Contributed to ROAM (orbital angular momentum optics), FUNGLASS (femtosecond laser processing, specialty fibers, mid-IR technology), and VPH-CaSE.
Partner in GHaNA (Haslea microalgae for blue biotechnology) and ICEPRINT (sea ice microalgae DNA as climate proxies).
Recent participation in DecisionES (forest planning, adaptive management under global change) and GoNEXUS (water-energy-food-ecosystems nexus).
Contributed to ePIcenter (Physical Internet, Arctic logistics corridors) and FlexSNG (biomass gasification for synthetic natural gas).
How they've shifted over time
In the early period (2015–2018), Université Laval's H2020 involvement centered on breast cancer genomics (B-CAST, BRIDGES), optical fiber research (ROAM), and initial Arctic engagement through INTERACT and INTAROS. From 2019 onward, the focus shifted decisively toward Arctic climate science, permafrost, and environmental decision support (Nunataryuk, ARICE, DecisionES, INTERACT phase 2), with advanced materials (FUNGLASS) and transport logistics (ePIcenter) as secondary threads. The health and digital optics work tapered off while climate adaptation and ecosystem services became the dominant research direction.

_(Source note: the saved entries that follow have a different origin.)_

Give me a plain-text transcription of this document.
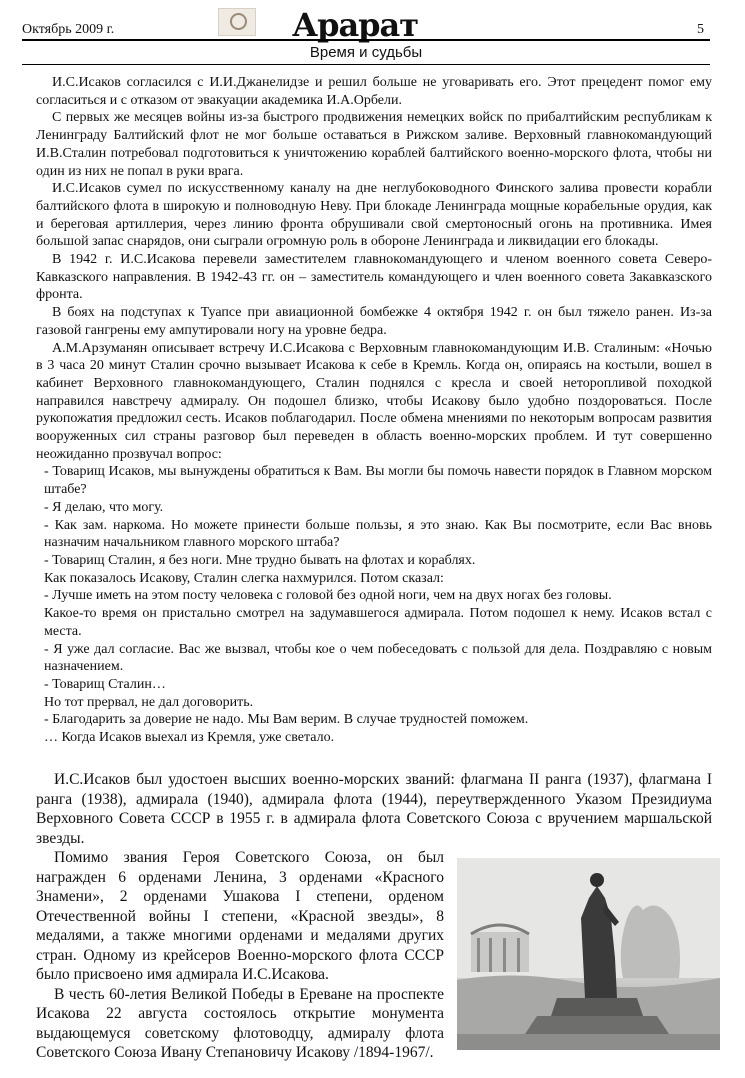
Октябрь 2009 г.	Арарат	5
Время и судьбы

И.С.Исаков согласился с И.И.Джанелидзе и решил больше не уговаривать его. Этот прецедент помог ему согласиться и с отказом от эвакуации академика И.А.Орбели.

С первых же месяцев войны из-за быстрого продвижения немецких войск по прибалтийским республикам к Ленинграду Балтийский флот не мог больше оставаться в Рижском заливе. Верховный главнокомандующий И.В.Сталин потребовал подготовиться к уничтожению кораблей балтийского военно-морского флота, чтобы ни один из них не попал в руки врага.

И.С.Исаков сумел по искусственному каналу на дне неглубоководного Финского залива провести корабли балтийского флота в широкую и полноводную Неву. При блокаде Ленинграда мощные корабельные орудия, как и береговая артиллерия, через линию фронта обрушивали свой смертоносный огонь на противника. Имея большой запас снарядов, они сыграли огромную роль в обороне Ленинграда и ликвидации его блокады.

В 1942 г. И.С.Исакова перевели заместителем главнокомандующего и членом военного совета Северо-Кавказского направления. В 1942-43 гг. он – заместитель командующего и член военного совета Закавказского фронта.

В боях на подступах к Туапсе при авиационной бомбежке 4 октября 1942 г. он был тяжело ранен. Из-за газовой гангрены ему ампутировали ногу на уровне бедра.

А.М.Арзуманян описывает встречу И.С.Исакова с Верховным главнокомандующим И.В. Сталиным: «Ночью в 3 часа 20 минут Сталин срочно вызывает Исакова к себе в Кремль. Когда он, опираясь на костыли, вошел в кабинет Верховного главнокомандующего, Сталин поднялся с кресла и своей неторопливой походкой направился навстречу адмиралу. Он подошел близко, чтобы Исакову было удобно поздороваться. После рукопожатия предложил сесть. Исаков поблагодарил. После обмена мнениями по некоторым вопросам развития вооруженных сил страны разговор был переведен в область военно-морских проблем. И тут совершенно неожиданно прозвучал вопрос:

- Товарищ Исаков, мы вынуждены обратиться к Вам. Вы могли бы помочь навести порядок в Главном морском штабе?

- Я делаю, что могу.

- Как зам. наркома. Но можете принести больше пользы, я это знаю. Как Вы посмотрите, если Вас вновь назначим начальником главного морского штаба?

- Товарищ Сталин, я без ноги. Мне трудно бывать на флотах и кораблях.

Как показалось Исакову, Сталин слегка нахмурился. Потом сказал:

- Лучше иметь на этом посту человека с головой без одной ноги, чем на двух ногах без головы.

Какое-то время он пристально смотрел на задумавшегося адмирала. Потом подошел к нему. Исаков встал с места.

- Я уже дал согласие. Вас же вызвал, чтобы кое о чем побеседовать с пользой для дела. Поздравляю с новым назначением.

- Товарищ Сталин…

Но тот прервал, не дал договорить.

- Благодарить за доверие не надо. Мы Вам верим. В случае трудностей поможем.

… Когда Исаков выехал из Кремля, уже светало.

И.С.Исаков был удостоен высших военно-морских званий: флагмана II ранга (1937), флагмана I ранга (1938), адмирала (1940), адмирала флота (1944), переутвержденного Указом Президиума Верховного Совета СССР в 1955 г. в адмирала флота Советского Союза с вручением маршальской звезды.

Помимо звания Героя Советского Союза, он был награжден 6 орденами Ленина, 3 орденами «Красного Знамени», 2 орденами Ушакова I степени, орденом Отечественной войны I степени, «Красной звезды», 8 медалями, а также многими орденами и медалями других стран. Одному из крейсеров Военно-морского флота СССР было присвоено имя адмирала И.С.Исакова.

В честь 60-летия Великой Победы в Ереване на проспекте Исакова 22 августа состоялось открытие монумента выдающемуся советскому флотоводцу, адмиралу флота Советского Союза Ивану Степановичу Исакову /1894-1967/.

Université Laval is consolidating around Arctic climate adaptation and environmental decision support — future partners should expect their strongest engagement in polar and boreal ecosystem projects.
How they like to work
Université Laval never coordinates H2020 projects — they consistently join as a participant or third-party partner, which is typical for non-EU institutions in Horizon 2020. With 309 unique consortium partners across 46 countries, they operate as a broadly networked specialist rather than a hub, plugging Canadian Arctic expertise and infrastructure into diverse European-led consortia. Their participation spans large consortia (INTERACT, INTAROS) as well as focused research networks (MSCA actions), suggesting flexibility in how they engage.
With 309 unique consortium partners across 46 countries, Université Laval has one of the broadest collaboration networks of any Canadian institution in H2020. Their reach spans Europe, the circumpolar Arctic nations, and sub-Saharan Africa (via DEMOSTAF), making them a genuinely global connector.
What sets them apart
As a Canadian university, Université Laval offers what few European partners can: direct access to North American Arctic and boreal field sites, Canadian research infrastructure, and a transatlantic perspective on climate data. Their combination of Arctic environmental science with photonics and biomedical genomics is unusual — they can contribute across very different technical domains within the same institution. For consortium builders, they represent a proven non-EU partner with an established track record of navigating Horizon 2020 participation rules as a third country institution.
Highlights from their portfolio
- ARICELargest single EC contribution (EUR 483,631) — a strategic Arctic icebreaker consortium providing transnational access to polar research vessels.
- INTERACTParticipated in both phases (2016–2021 and 2020–2024), demonstrating long-term commitment to pan-Arctic terrestrial monitoring infrastructure.
- NunataryukA major permafrost-coastal erosion project linking Arctic science directly to socio-economic adaptation — combines climate science with community co-design.